Behavior Analyst Businesses Behaving Badly
JON S. BAILEY (Florida State University)
Abstract: The BACB Guidelines for Responsible Conduct are written to guide the behaviors of individual behavior analysts but in my recent experience it is companies providing ABA services that should be our focus. As we now know there is a lot of money to be made in providing behavioral services and this can influence the judgment of the owners of these organizations in deleterious ways. If the company, be it consulting firm, private school, in-home, or drop-in clinic puts undue pressure on young, relatively inexperienced BCaBAs or BCBAs the results are unbecoming of our field. Owners can increase revenue by taking more clients without increasing staff, by taking more difficult clients without hiring specialists (at a higher rate), and by passing on costs to their behavior analysts that should be part of their overhead (e.g. mileage to reach in-home clients). Paperwork to meet provider standards also is an impediment to some unethical owners and is met with suggestions to their behavior analysts to "use the cut-and-replace function" more often.
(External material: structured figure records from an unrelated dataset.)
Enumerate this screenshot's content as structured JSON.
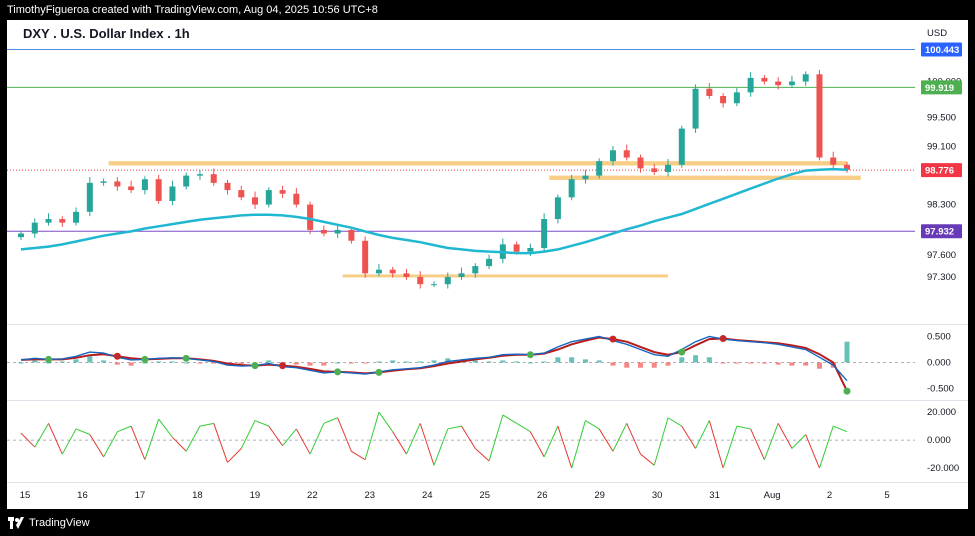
{
  "attribution": "TimothyFigueroa created with TradingView.com, Aug 04, 2025 10:56 UTC+8",
  "footer": {
    "brand": "TradingView"
  },
  "colors": {
    "up": "#26a69a",
    "down": "#ef5350",
    "ma": "#1fb8d0",
    "zone": "#f7c97a",
    "resistance_line": "#4b91e2",
    "green_line": "#4caf50",
    "purple_line": "#7b4fc9",
    "price_tag_red": "#f23645",
    "price_tag_green": "#4caf50",
    "price_tag_blue": "#2962ff",
    "price_tag_purple": "#673ab7",
    "macd_fast": "#1565c0",
    "macd_slow": "#b71c1c",
    "macd_cross_up": "#4caf50",
    "macd_cross_down": "#c62828",
    "osc_up": "#33cc33",
    "osc_down": "#e53935"
  },
  "chart_data": {
    "type": "candlestick",
    "title": "DXY . U.S. Dollar Index . 1h",
    "currency": "USD",
    "x_tick_labels": [
      "15",
      "16",
      "17",
      "18",
      "19",
      "22",
      "23",
      "24",
      "25",
      "26",
      "29",
      "30",
      "31",
      "Aug",
      "2",
      "5"
    ],
    "price_axis": {
      "ticks": [
        100.0,
        99.5,
        99.1,
        98.3,
        97.6,
        97.3
      ],
      "tick_labels": [
        "100.000",
        "99.500",
        "99.100",
        "98.300",
        "97.600",
        "97.300"
      ],
      "range": [
        96.65,
        100.85
      ]
    },
    "price_levels": [
      {
        "label": "100.443",
        "value": 100.443,
        "kind": "horizontal-line"
      },
      {
        "label": "99.919",
        "value": 99.919,
        "kind": "horizontal-line"
      },
      {
        "label": "98.776",
        "value": 98.776,
        "kind": "last-price"
      },
      {
        "label": "97.932",
        "value": 97.932,
        "kind": "horizontal-line"
      }
    ],
    "zones": [
      {
        "from_index": 10,
        "to_index": 60,
        "low": 98.84,
        "high": 98.9,
        "name": ""
      },
      {
        "from_index": 42,
        "to_index": 61,
        "low": 98.64,
        "high": 98.7,
        "name": ""
      },
      {
        "from_index": 27,
        "to_index": 47,
        "low": 97.305,
        "high": 97.335,
        "name": ""
      }
    ],
    "close": [
      97.9,
      98.05,
      98.1,
      98.05,
      98.2,
      98.6,
      98.62,
      98.55,
      98.5,
      98.65,
      98.35,
      98.55,
      98.7,
      98.72,
      98.6,
      98.5,
      98.4,
      98.3,
      98.5,
      98.45,
      98.3,
      97.95,
      97.9,
      97.95,
      97.8,
      97.35,
      97.4,
      97.35,
      97.3,
      97.2,
      97.2,
      97.3,
      97.35,
      97.45,
      97.55,
      97.75,
      97.65,
      97.7,
      98.1,
      98.4,
      98.65,
      98.7,
      98.9,
      99.05,
      98.95,
      98.8,
      98.75,
      98.85,
      99.35,
      99.9,
      99.8,
      99.7,
      99.85,
      100.05,
      100.0,
      99.95,
      100.0,
      100.1,
      98.95,
      98.85,
      98.78
    ],
    "moving_average": [
      97.68,
      97.7,
      97.72,
      97.75,
      97.79,
      97.83,
      97.87,
      97.9,
      97.93,
      97.97,
      98.0,
      98.03,
      98.06,
      98.09,
      98.11,
      98.13,
      98.15,
      98.16,
      98.16,
      98.15,
      98.13,
      98.1,
      98.06,
      98.02,
      97.98,
      97.93,
      97.88,
      97.84,
      97.81,
      97.78,
      97.74,
      97.7,
      97.68,
      97.66,
      97.65,
      97.64,
      97.63,
      97.63,
      97.65,
      97.68,
      97.73,
      97.78,
      97.84,
      97.9,
      97.96,
      98.01,
      98.07,
      98.12,
      98.17,
      98.24,
      98.31,
      98.38,
      98.45,
      98.52,
      98.59,
      98.66,
      98.72,
      98.77,
      98.78,
      98.79,
      98.78
    ],
    "macd_axis": {
      "ticks": [
        0.5,
        0.0,
        -0.5
      ],
      "tick_labels": [
        "0.500",
        "0.000",
        "-0.500"
      ],
      "range": [
        -0.72,
        0.72
      ]
    },
    "macd_fast": [
      0.05,
      0.08,
      0.06,
      0.07,
      0.12,
      0.2,
      0.18,
      0.1,
      0.05,
      0.06,
      0.08,
      0.09,
      0.08,
      0.05,
      0.02,
      -0.05,
      -0.07,
      -0.06,
      -0.02,
      -0.08,
      -0.1,
      -0.15,
      -0.2,
      -0.18,
      -0.2,
      -0.22,
      -0.18,
      -0.14,
      -0.12,
      -0.1,
      -0.05,
      0.02,
      0.05,
      0.08,
      0.1,
      0.15,
      0.16,
      0.15,
      0.18,
      0.3,
      0.4,
      0.45,
      0.5,
      0.42,
      0.35,
      0.25,
      0.15,
      0.12,
      0.25,
      0.4,
      0.5,
      0.45,
      0.42,
      0.4,
      0.38,
      0.35,
      0.3,
      0.25,
      0.1,
      -0.05,
      -0.35
    ],
    "macd_slow": [
      0.05,
      0.06,
      0.06,
      0.06,
      0.09,
      0.14,
      0.16,
      0.12,
      0.08,
      0.06,
      0.07,
      0.08,
      0.08,
      0.06,
      0.03,
      -0.02,
      -0.05,
      -0.06,
      -0.04,
      -0.06,
      -0.08,
      -0.12,
      -0.17,
      -0.18,
      -0.19,
      -0.21,
      -0.19,
      -0.16,
      -0.13,
      -0.11,
      -0.07,
      -0.02,
      0.02,
      0.06,
      0.09,
      0.13,
      0.15,
      0.15,
      0.17,
      0.25,
      0.35,
      0.42,
      0.48,
      0.45,
      0.4,
      0.3,
      0.2,
      0.15,
      0.2,
      0.33,
      0.45,
      0.46,
      0.43,
      0.41,
      0.39,
      0.37,
      0.33,
      0.28,
      0.16,
      0.0,
      -0.55
    ],
    "oscillator_axis": {
      "ticks": [
        20.0,
        0.0,
        -20.0
      ],
      "tick_labels": [
        "20.000",
        "0.000",
        "-20.000"
      ],
      "range": [
        -30,
        28
      ]
    },
    "oscillator": [
      5,
      -5,
      12,
      -10,
      8,
      4,
      -12,
      6,
      10,
      -14,
      15,
      2,
      -8,
      10,
      12,
      -16,
      -6,
      14,
      10,
      -4,
      8,
      -10,
      12,
      16,
      -8,
      -14,
      20,
      6,
      -10,
      12,
      -18,
      8,
      10,
      -6,
      -15,
      18,
      12,
      6,
      -12,
      10,
      -20,
      14,
      8,
      -8,
      12,
      -10,
      -18,
      16,
      10,
      -6,
      14,
      -20,
      10,
      8,
      -14,
      12,
      -6,
      4,
      -20,
      10,
      6
    ]
  }
}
Individual clients do not necessarily need "individual" behavior plans, if we can guess the functions rather than doing a proper functional analysis, a good plan for a previous client will do just as well. I will discuss these and other unethical behaviors on the part of businesses and suggest a solution.

The A-B-C's of Behaving Badly: An Assessment of the Variables that Maintain BCBAs' Use of Non-Scientific Treatments

KIMBERLY A. SCHRECK (Penn State Harrisburg), Lindsay M. Knapp (Penn State Harrisburg), Heather Wilford (Penn State Harrisburg)
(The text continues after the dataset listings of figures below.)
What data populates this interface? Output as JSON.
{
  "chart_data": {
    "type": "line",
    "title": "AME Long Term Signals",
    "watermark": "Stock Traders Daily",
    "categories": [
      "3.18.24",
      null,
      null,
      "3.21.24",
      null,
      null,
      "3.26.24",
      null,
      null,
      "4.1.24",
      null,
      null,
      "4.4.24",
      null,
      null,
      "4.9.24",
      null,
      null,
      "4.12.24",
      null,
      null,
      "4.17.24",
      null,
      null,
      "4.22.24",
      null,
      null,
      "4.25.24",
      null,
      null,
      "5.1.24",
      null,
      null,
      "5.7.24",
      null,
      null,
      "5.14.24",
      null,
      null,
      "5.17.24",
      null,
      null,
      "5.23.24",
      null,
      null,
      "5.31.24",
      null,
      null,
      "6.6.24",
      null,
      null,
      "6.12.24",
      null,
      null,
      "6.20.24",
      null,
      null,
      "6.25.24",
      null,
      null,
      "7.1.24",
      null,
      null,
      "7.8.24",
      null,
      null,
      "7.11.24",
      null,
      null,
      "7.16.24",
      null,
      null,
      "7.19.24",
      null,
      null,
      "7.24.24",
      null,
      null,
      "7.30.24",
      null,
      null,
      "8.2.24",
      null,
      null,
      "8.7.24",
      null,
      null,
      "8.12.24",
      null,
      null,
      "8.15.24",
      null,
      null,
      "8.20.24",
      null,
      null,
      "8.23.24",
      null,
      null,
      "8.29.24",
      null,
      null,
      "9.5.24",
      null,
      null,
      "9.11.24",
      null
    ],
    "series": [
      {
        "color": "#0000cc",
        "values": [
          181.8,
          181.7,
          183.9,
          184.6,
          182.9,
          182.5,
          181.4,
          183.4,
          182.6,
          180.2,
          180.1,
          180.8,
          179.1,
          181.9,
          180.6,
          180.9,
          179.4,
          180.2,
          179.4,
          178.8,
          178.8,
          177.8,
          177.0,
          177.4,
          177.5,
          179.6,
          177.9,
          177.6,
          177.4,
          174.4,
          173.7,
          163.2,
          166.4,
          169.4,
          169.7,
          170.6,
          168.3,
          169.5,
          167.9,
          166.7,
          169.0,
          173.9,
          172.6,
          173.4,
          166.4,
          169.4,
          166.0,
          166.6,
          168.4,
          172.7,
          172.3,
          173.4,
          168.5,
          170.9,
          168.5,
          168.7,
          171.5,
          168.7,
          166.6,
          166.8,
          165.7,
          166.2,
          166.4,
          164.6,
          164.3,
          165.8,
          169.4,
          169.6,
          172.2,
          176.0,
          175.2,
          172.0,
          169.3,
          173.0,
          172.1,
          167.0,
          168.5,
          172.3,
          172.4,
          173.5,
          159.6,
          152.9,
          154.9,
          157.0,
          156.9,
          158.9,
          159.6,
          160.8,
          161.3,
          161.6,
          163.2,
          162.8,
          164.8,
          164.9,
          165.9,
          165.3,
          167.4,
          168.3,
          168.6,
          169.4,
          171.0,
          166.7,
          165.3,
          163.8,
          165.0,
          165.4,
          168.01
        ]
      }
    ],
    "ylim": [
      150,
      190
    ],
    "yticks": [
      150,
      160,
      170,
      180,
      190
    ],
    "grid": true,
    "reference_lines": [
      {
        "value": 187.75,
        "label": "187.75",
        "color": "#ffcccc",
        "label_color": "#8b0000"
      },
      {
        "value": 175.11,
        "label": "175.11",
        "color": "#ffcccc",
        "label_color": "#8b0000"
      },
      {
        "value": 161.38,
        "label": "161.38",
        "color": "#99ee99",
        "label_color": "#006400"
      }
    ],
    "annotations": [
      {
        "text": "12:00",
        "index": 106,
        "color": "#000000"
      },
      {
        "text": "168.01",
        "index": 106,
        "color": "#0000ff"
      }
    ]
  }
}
As children we learn our A-B-Cs very early in the educational process. As beginning behavior analysts, we learn the alternative meaning of the A-B-Cs. Unfortunately, many behavior analysts fail to analyze their own behaviors according to the A-B-Cs. This failure becomes most evident relevant to some BCBAs use of non-scientifically supported treatments for ASD. BCBAs recommend and use non-science despite ethical dilemmas (Schreck & Mazur, 2008). These recommendations and implementations for non-scientific treatments for ASD require a behavioral assessment. A variety of environmental stimuli, such as pressure from parents or employers, media hype, and beliefs about treatments or autism may influence BCBAs to experiment with non-scientifically supported treatments. Contingencies (e.g., monetary gain, acceptance by co-workers, etc.) may maintain the use of these treatments, sometimes to the exclusion of ABA (Schreck & Mazur, 2008). This presentation will assess possible A-B-C factors that influence BCBAs to choose non-science and contingencies that maintain this behavior

The Long-Term Impact of Scientifically Risky Behavior
JAMES T. TODD (Eastern Michigan University)
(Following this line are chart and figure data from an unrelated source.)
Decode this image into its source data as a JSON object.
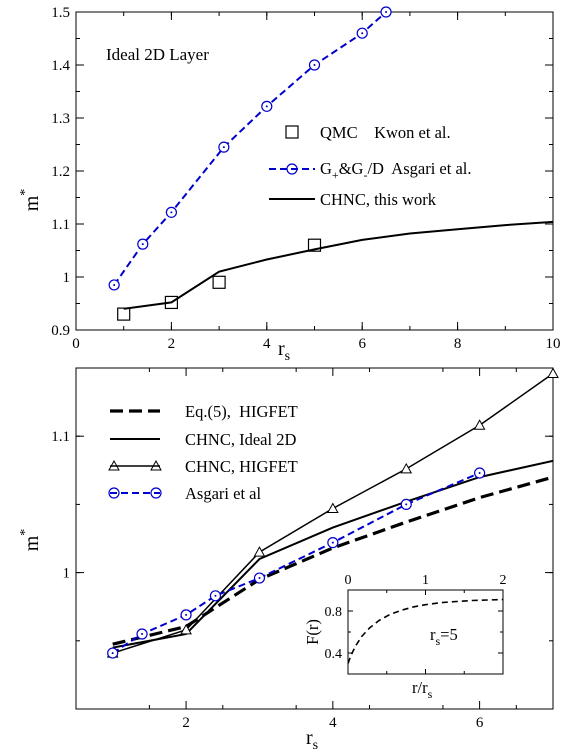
{
  "chart_data": [
    {
      "type": "line",
      "title": "",
      "annotation": "Ideal 2D Layer",
      "xlabel": "r",
      "xlabel_sub": "s",
      "ylabel": "m",
      "ylabel_sup": "*",
      "xlim": [
        0,
        10
      ],
      "ylim": [
        0.9,
        1.5
      ],
      "xticks": [
        "0",
        "2",
        "4",
        "6",
        "8",
        "10"
      ],
      "yticks": [
        "0.9",
        "1",
        "1.1",
        "1.2",
        "1.3",
        "1.4",
        "1.5"
      ],
      "legend_position": "center-right",
      "series": [
        {
          "name": "QMC    Kwon et al.",
          "style": "squares",
          "color": "#000000",
          "x": [
            1,
            2,
            3,
            5
          ],
          "y": [
            0.93,
            0.952,
            0.99,
            1.06
          ]
        },
        {
          "name_parts": [
            "G",
            "+",
            "&G",
            "-",
            "/D  Asgari et al."
          ],
          "style": "dashed-circles",
          "color": "#0000cc",
          "x": [
            0.8,
            1.4,
            2.0,
            3.1,
            4.0,
            5.0,
            6.0,
            6.5
          ],
          "y": [
            0.985,
            1.062,
            1.122,
            1.245,
            1.322,
            1.4,
            1.46,
            1.5
          ]
        },
        {
          "name": "CHNC, this work",
          "style": "solid",
          "color": "#000000",
          "x": [
            1.0,
            2.0,
            3.0,
            4.0,
            5.0,
            6.0,
            7.0,
            8.0,
            9.0,
            10.0
          ],
          "y": [
            0.94,
            0.952,
            1.01,
            1.033,
            1.052,
            1.07,
            1.082,
            1.09,
            1.098,
            1.104
          ]
        }
      ]
    },
    {
      "type": "line",
      "title": "",
      "xlabel": "r",
      "xlabel_sub": "s",
      "ylabel": "m",
      "ylabel_sup": "*",
      "xlim": [
        0.5,
        7
      ],
      "ylim": [
        0.9,
        1.15
      ],
      "xticks": [
        "2",
        "4",
        "6"
      ],
      "yticks": [
        "1",
        "1.1"
      ],
      "legend_position": "top-left",
      "series": [
        {
          "name": "Eq.(5),  HIGFET",
          "style": "thick-dashed",
          "color": "#000000",
          "x": [
            1.0,
            2.0,
            3.0,
            4.0,
            5.0,
            6.0,
            7.0
          ],
          "y": [
            0.9475,
            0.9605,
            0.995,
            1.018,
            1.037,
            1.055,
            1.07
          ]
        },
        {
          "name": "CHNC, Ideal 2D",
          "style": "solid",
          "color": "#000000",
          "x": [
            1.0,
            2.0,
            3.0,
            4.0,
            5.0,
            6.0,
            7.0
          ],
          "y": [
            0.945,
            0.955,
            1.01,
            1.033,
            1.052,
            1.07,
            1.082
          ]
        },
        {
          "name": "CHNC, HIGFET",
          "style": "solid-triangles",
          "color": "#000000",
          "x": [
            1.0,
            2.0,
            3.0,
            4.0,
            5.0,
            6.0,
            7.0
          ],
          "y": [
            0.941,
            0.958,
            1.015,
            1.047,
            1.076,
            1.108,
            1.146
          ]
        },
        {
          "name": "Asgari et al",
          "style": "dashed-circles",
          "color": "#0000cc",
          "x": [
            1.0,
            1.4,
            2.0,
            2.4,
            3.0,
            4.0,
            5.0,
            6.0
          ],
          "y": [
            0.941,
            0.955,
            0.969,
            0.983,
            0.996,
            1.022,
            1.05,
            1.073
          ]
        }
      ],
      "inset": {
        "type": "line",
        "xlabel": "r/r",
        "xlabel_sub": "s",
        "ylabel": "F(r)",
        "annotation": "r",
        "annotation_sub": "s",
        "annotation_value": "=5",
        "xlim": [
          0,
          2
        ],
        "ylim": [
          0.2,
          1.0
        ],
        "xticks": [
          "0",
          "1",
          "2"
        ],
        "yticks": [
          "0.4",
          "0.8"
        ],
        "series": [
          {
            "name": "",
            "style": "dashed",
            "color": "#000000",
            "x": [
              0.0,
              0.04,
              0.1,
              0.18,
              0.28,
              0.4,
              0.55,
              0.7,
              0.85,
              1.0,
              1.2,
              1.4,
              1.6,
              1.8,
              2.0
            ],
            "y": [
              0.3,
              0.38,
              0.47,
              0.56,
              0.64,
              0.71,
              0.77,
              0.81,
              0.84,
              0.86,
              0.88,
              0.89,
              0.9,
              0.905,
              0.91
            ]
          }
        ]
      }
    }
  ]
}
Abstract: As explained in Epling and Woodward's seminal article, "How to Be a Successful Psychotherapist No Matter What the Effect on Behavior: The Corn Soup Principle," the natural contingencies clinical settings include high-probability reinforcement for behavior of low clinical quality. Many of these contingencies are structural. Reliable clients with simple problems are preferred to troublesome clients with serious problems. A clinician who has not designed countervailing contingencies could become what Epling and Woodward called a "Successful Non-Therapist," making a living without providing real service. A correlated set of scientific contingencies exist. Empirically vacuous therapeutic approaches--with easily understood conclusions, simple procedures, vague goals, and many buzz-words--will reinforce at a higher rate than scientifically sophisticated approaches with good but hard-won outcomes. Thus, a successful but careless behavior analyst can, over time and without realizing it, become a successful non-therapist whose former rigor and effectiveness has been replaced by copious verbal behavior about clinically irrelevant concepts, satisfaction about outcomes that might have been achieved by doing essentially anything, and clients pleased by something other than the actual effectiveness of the treatment.